Es gab einen “Verfahrensfehler im Fall Hasselmann.“ Jetzt sollen Zeugen gehört und ein Urteil gesprochen werden, fordert die Nordkirche.
Ahrensburg. Das Landeskirchenamt der Evangelisch-Lutherischen Kirche in Norddeutschland (Nordkirche) will den Fall des Ahrensburger Ruhestandsgeistlichen Friedrich Hasselmann noch einmal aufrollen und legt Rechtsmittel ein. Sie beantragt bei der Disziplinarkammer des unabhängigen Kirchengerichts, den Beschluss vom 20. November aufzuheben. An diesem Tag hatte das Gericht unter Vorsitz des Reinbeker Amtsgerichtsdirektors Bernd Wrobel das Disziplinarverfahren gegen Hasselmann eingestellt.
Dem Richter genügten die Akteneinsicht und die Äußerungen von Hasselmann. Zeugen wurden nicht gehört. Hier setzt die Begründung des Landeskirchenamtes. Es fordert, die mündliche Verhandlung erneut zu eröffnen. "Das Gericht hätte das Verfahren nicht einstellen dürfen, nachdem die mündliche Verhandlung bereits eröffnet worden war", sagt der Pressesprecher der Nordkirche, Frank Zabel.

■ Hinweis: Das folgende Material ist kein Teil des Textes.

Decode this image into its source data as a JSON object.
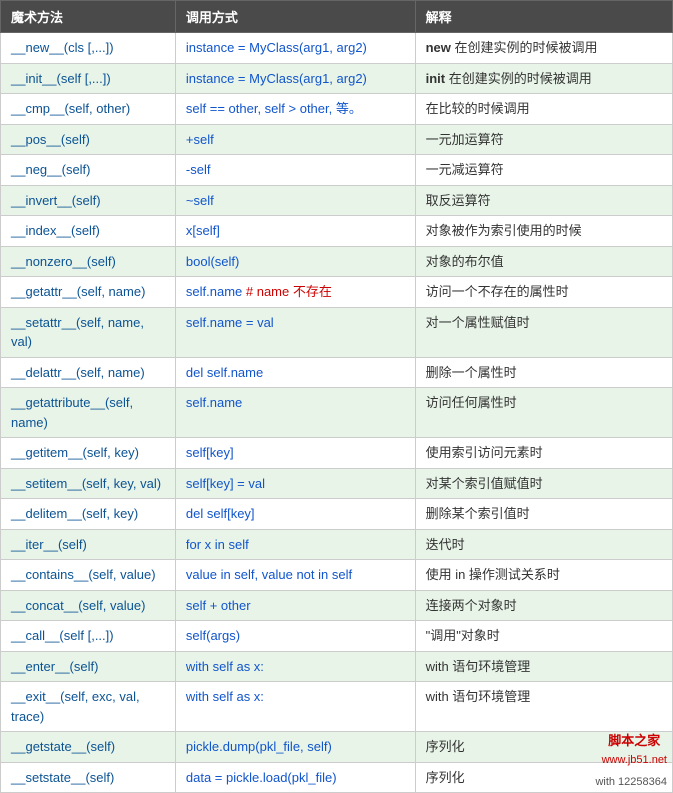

Der im Disziplinargesetz der Vereinigten Evangelisch-Lutherischen Kirche in Deutschland vorgesehenen Verfahrensablauf hätte befolgt werden, die mündliche Verhandlung fortgesetzt und am Ende ein Urteil stehen müssen. Genau das sei nicht erfolgt. Zabel: "Das Landeskirchenamt sieht hier einen schwerwiegenden Verfahrensfehler." Die Nordkirche hatte das Disziplinarverfahren gegen Hasselmann angestrengt und im November 2011 über ihre Anwälte beantragt, den Ruhestandsgeistlichen wegen "erheblicher Amtspflichtverletzungen" aus dem Dienst zu entfernen. Im Mittelpunkt standen Vorwürfe im Zusammenhang mit dem Missbrauchsskandal um den ehemaligen Pastor Dieter Kohl, der im Jahr 2010 gestanden hatte, in den 80er-Jahren Jugendliche missbraucht zu haben.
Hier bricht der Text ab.